Roche’s Sequencing Experience
Ventana added tissue-based tests to Roche’s diagnostics segment. Roche’s takeover bid for Illumina reflects grim determination to pursue its personalized medicines agenda in gene sequencing and companion diagnostics.
Roche planted its stake in the sequencing world with its acquisition of Curagen’s 454 Life Sciences for $140 million in March 2007. Some analysts say a big reason that Roche will stick with its takeover bid for Illumina is that it bet on the wrong horse with its purchase of 454 Life Sciences. Berstein Research analyst Jack Scanell commented that Roche would like to get its hands on Illumina because 454’s technology “wasn’t the winning technology, and Illumina has essentially beaten them in the market.”
RBC Capital Markets analyst Bill Bonello added, “Roche has a broad-based offering in molecular diagnostics and research tools but a limited presence in sequencing. At this point, Illumina is probably Roche’s only viable established target.”

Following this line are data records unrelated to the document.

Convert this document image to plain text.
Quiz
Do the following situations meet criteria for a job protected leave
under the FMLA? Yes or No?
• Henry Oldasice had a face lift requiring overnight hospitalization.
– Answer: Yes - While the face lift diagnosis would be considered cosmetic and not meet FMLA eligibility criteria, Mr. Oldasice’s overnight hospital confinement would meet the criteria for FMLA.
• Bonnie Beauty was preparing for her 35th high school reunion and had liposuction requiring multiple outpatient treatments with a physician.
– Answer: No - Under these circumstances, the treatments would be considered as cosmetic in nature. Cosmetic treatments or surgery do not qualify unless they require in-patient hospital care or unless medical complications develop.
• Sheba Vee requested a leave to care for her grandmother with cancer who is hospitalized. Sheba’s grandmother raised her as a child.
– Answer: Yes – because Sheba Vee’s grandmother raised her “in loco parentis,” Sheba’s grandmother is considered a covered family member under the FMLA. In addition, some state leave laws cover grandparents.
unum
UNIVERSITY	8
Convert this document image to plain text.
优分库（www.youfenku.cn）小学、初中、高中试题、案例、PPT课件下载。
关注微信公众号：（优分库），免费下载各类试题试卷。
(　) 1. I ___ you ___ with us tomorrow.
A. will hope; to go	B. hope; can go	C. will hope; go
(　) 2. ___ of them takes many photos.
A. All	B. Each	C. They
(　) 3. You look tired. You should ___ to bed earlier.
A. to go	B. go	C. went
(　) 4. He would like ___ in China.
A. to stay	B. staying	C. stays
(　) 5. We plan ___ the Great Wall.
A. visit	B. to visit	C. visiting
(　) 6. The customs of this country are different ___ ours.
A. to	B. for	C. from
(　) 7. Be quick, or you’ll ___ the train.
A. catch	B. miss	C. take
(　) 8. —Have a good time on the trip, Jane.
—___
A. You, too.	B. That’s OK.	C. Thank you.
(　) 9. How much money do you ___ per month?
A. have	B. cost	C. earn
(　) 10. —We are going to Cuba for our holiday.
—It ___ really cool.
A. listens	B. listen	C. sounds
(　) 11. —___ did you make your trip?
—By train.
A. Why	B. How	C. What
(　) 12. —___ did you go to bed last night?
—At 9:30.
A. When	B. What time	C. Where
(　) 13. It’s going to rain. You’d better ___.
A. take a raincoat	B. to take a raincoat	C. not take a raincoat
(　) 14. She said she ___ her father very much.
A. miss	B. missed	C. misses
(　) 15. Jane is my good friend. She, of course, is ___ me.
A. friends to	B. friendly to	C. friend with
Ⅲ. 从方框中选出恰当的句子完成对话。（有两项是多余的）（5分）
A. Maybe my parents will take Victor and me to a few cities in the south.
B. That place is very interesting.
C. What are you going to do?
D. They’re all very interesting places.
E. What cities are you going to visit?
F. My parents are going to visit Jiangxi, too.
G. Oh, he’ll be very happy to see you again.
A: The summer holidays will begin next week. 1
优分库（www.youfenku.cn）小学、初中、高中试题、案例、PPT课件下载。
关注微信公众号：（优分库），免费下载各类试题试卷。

Some Wall Street talking heads are tongue-wagging about reports that Life Technologies might be the next “hot takeover” target following Roche’s bid for Illumina. Analysts suggest that Roche’s dogged pursuit of sequencing technologies may put other sequencing companies into play.
This game of musical sequencers will no doubt impact the sequencing segment as a whole. “We’ve seen these types of cycles before within the life science and diagnostics group, where one significant M&A event kicks off a series of other transactions or acquisitions,” Ross Muken, an analyst with Deutsche Bank in New York, told Bloomberg. “This space is not devoid of targets.”